DEVELOPMENT AND VALIDATION OF A NEW RP HPLC ANALYTICAL METHOD FOR THE DETERMINATION OF ETODOLAC SUCCINIC ACID CO-CRYSTALS IN SPIKED RABBIT PLASMA

Abstract

Objective: The aim of the study was to develop and validate a novel and sensitive HPLC method for the determination of Etodolac content in Etodolac succinic acid co-crystals in spiked rabbit plasma.
 Methods: Chromatographic separation was achieved on an Eclipse C18 column (4.6 mm,100 mm, 3.5 μm spherical particles) using acetonitrile: methanol: acetic acid (100%) (50:49:1) as the mobile phase at a flow rate of 0.8 ml/min and monitored at 278 nm. Tinidazole was used as the internal standard. The run time was 6 min. The method was validated to fulfill International Conference on Harmonisation (ICH) guidelines, which included specificity, linearity, limit of detection (LOD), limit of quantification (LOQ), accuracy, precision and robustness.

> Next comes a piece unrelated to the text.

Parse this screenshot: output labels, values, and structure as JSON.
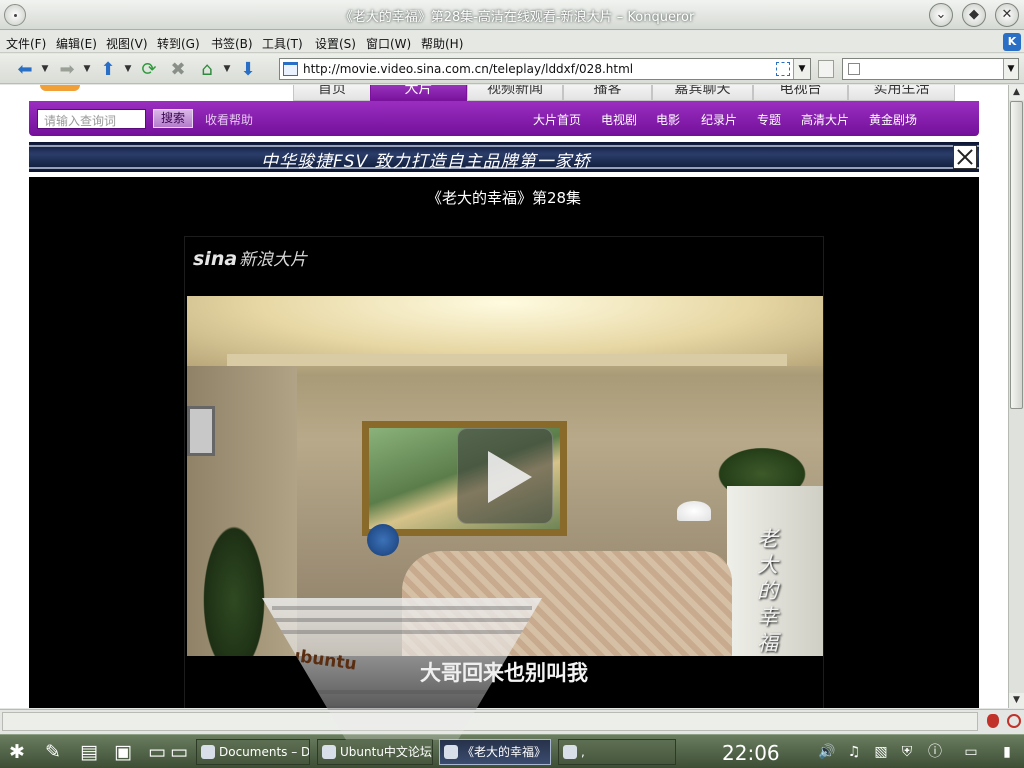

 Results: The calibration curve was linear over the concentration range from 2.5 to 15 μg/ml, and the lower limit of detection was 0.3700 μg/ml. and lower limit of quantification was 1.121μg/ml for determination in spiked rabbit plasma. The accuracy and precision of the method were within the acceptable limit of±2% at the lower limit of quantification.
 Conclusion: A simple, sensitive, rapid and reproducible RP-HPLC method was developed with short runtime and less flow rate. Statistical analysis of the method proved that this method is suitable for the estimation of Etodolac in Co-crystalin plasma. Hence this method can be employed in the routine assay of the Etodolac Succinic acid co-crystals.